SMITH, JAMES, appointed judge of the vice-admiralty court in Newfoundland, 1708; fl. 1708–15.
Nothing has been found about James Smith’s background. It is known, however, that he was an agent for prizes in the fleet abroad before being appointed judge of the vice-admiralty court, which was created on 18 Sept. 1708 as part of an attempt to curb the power of the military commander in St John’s, Major Thomas Lloyd. Bryan Rushworth was, at the same time, appointed registrar of the court and Thomas Hayne (or Havyne), marshal. Nothing was done, however, about salaries for the judge or the other officers, none of whom seems to have reached Newfoundland in 1708. As the court was apparently never constituted, Archibald Cumings, appointed preventive officer in the same year, was left quite powerless to check illegal trade.
On 25 April 1710 Smith took out his patent as judge, and in 1713, when he was appointed to inspect the rights and perquisites of the Admiralty in Nova Scotia, he applied for his Newfoundland salary, but without success. “I went abroad at my own charge,” Smith wrote, “and executed my commission, and for the relief of the poor inhabitants and at their earnest desire, left deputations to such as I believed to be persons of the greatest probity and knowledge among them.” Smith’s visit to Newfoundland may have been made in 1714, or, more probably, in 1713 when he was on his way back from Nova Scotia. He gave a depressing account of the situation in Newfoundland. In the absence of a resident governor, the naval commodores exercised “a most absolute and tyrannical power.” Smith advocated that the 1699 act be amended to afford protection and encouragement for the inhabitants, and regulations for the fishery. He alleged that some persons, who wished to engross the whole of the Newfoundland trade (he seems to mean the London fishing merchants) “had interest to get several lesser officers created,” and had filled the posts “with such officers as were fit to be toolls and subservient to their designs.” Smith may have had in mind the preventive officer, Archibald Cumings, but he specifies only William Taverner*, against whom he made several charges.
James Smith is clearly the “Mr Smith” who appeared with Cumings before the Board of Trade in November 1714 and January 1714/15, when his views on Newfoundland were considered.

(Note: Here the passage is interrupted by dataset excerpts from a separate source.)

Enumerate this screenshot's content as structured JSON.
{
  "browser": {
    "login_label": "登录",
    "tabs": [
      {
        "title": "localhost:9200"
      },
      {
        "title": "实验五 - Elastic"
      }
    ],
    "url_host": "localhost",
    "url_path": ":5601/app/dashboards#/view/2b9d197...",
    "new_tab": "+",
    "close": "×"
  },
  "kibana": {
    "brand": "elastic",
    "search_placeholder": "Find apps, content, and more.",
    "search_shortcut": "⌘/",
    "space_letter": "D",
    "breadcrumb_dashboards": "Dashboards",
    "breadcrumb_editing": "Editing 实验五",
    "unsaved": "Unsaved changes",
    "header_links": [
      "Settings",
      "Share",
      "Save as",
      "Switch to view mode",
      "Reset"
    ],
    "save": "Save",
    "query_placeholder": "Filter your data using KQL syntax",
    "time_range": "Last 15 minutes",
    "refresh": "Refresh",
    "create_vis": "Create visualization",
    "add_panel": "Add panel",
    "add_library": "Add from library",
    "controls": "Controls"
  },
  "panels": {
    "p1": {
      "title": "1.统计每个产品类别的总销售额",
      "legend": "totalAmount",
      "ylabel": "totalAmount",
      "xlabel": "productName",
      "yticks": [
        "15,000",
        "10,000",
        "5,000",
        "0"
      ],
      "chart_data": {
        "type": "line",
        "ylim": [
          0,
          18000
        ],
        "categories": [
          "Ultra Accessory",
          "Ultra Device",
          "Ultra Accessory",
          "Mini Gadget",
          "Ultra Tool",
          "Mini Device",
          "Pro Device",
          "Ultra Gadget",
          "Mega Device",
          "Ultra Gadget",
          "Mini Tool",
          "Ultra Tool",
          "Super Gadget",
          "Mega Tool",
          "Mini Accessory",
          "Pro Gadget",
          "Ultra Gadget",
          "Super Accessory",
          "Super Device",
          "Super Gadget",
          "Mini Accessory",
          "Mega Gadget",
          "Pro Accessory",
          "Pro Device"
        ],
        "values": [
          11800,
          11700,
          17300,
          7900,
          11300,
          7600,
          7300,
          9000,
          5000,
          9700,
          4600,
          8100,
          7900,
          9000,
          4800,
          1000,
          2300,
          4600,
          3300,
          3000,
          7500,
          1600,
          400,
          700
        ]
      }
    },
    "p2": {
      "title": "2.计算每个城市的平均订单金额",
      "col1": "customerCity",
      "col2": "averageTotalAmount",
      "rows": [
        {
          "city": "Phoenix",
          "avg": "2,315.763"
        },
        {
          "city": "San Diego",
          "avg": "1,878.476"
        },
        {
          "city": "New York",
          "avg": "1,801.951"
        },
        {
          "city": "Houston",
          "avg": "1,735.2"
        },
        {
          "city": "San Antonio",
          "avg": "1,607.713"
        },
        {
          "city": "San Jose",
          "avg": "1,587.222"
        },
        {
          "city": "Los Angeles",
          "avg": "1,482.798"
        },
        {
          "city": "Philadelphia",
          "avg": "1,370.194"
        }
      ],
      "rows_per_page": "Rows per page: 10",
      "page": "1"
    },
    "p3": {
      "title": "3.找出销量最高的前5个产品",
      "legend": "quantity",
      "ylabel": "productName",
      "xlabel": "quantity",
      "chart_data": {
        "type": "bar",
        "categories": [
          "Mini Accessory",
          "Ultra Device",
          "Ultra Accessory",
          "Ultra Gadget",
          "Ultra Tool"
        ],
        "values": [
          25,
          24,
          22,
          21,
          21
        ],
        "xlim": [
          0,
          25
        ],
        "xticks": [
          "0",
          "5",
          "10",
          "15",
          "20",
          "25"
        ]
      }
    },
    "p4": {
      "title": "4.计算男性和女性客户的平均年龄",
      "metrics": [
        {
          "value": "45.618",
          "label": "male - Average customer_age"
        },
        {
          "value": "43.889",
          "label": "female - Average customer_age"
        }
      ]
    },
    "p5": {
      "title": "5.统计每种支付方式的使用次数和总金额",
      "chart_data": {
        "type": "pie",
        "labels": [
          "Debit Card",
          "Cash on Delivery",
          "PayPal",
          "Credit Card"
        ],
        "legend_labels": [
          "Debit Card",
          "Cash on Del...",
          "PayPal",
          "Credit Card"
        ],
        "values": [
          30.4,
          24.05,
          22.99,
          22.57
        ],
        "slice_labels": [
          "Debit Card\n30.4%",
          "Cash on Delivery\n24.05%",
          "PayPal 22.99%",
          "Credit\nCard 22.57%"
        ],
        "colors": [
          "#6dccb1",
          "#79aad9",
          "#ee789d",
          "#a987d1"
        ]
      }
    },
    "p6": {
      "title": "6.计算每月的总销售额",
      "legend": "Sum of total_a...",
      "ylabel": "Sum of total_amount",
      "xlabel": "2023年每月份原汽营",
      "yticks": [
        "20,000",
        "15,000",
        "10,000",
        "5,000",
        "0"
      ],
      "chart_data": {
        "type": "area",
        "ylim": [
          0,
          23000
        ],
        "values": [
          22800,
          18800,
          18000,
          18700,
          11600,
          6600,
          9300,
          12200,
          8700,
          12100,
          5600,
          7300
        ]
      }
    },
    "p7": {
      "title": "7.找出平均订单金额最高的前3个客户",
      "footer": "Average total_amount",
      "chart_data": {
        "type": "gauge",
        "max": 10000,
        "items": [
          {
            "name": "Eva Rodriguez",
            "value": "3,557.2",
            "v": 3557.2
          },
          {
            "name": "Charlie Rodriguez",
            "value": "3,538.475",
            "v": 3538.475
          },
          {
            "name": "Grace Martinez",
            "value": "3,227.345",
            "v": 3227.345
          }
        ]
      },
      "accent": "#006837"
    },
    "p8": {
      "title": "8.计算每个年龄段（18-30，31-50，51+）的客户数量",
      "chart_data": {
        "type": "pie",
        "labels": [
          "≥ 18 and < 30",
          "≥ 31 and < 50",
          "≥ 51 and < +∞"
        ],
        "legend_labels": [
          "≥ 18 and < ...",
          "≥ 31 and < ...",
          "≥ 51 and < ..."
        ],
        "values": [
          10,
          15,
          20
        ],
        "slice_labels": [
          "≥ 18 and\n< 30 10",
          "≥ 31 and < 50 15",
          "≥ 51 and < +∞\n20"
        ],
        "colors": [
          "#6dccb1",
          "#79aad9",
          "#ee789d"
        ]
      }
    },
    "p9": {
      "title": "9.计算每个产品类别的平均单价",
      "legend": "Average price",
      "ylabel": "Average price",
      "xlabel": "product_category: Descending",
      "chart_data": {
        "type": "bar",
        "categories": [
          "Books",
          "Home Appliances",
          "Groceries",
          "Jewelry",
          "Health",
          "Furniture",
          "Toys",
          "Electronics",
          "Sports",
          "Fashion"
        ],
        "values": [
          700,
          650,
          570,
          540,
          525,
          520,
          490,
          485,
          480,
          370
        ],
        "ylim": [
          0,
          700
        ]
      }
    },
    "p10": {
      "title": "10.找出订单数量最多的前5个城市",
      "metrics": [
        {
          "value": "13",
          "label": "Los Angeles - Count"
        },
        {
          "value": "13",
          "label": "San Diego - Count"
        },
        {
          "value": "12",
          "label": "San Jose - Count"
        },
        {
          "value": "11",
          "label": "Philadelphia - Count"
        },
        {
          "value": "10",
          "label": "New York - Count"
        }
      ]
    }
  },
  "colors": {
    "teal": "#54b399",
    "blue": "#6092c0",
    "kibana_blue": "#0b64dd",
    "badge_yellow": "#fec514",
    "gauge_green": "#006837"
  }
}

But he is not the James Smith who figures among the Newfoundland inhabitants in 1705–6.
Smith’s career demonstrates how little real drive there was to build up an administrative machine in Newfoundland, and how, after the War of the Spanish Succession, the little incentive there was vanished. There is no evidence that this appointment of deputy vice-admiralty commissioners had any effect or continuity. The vice-admiralty court in Newfoundland had existed only on paper.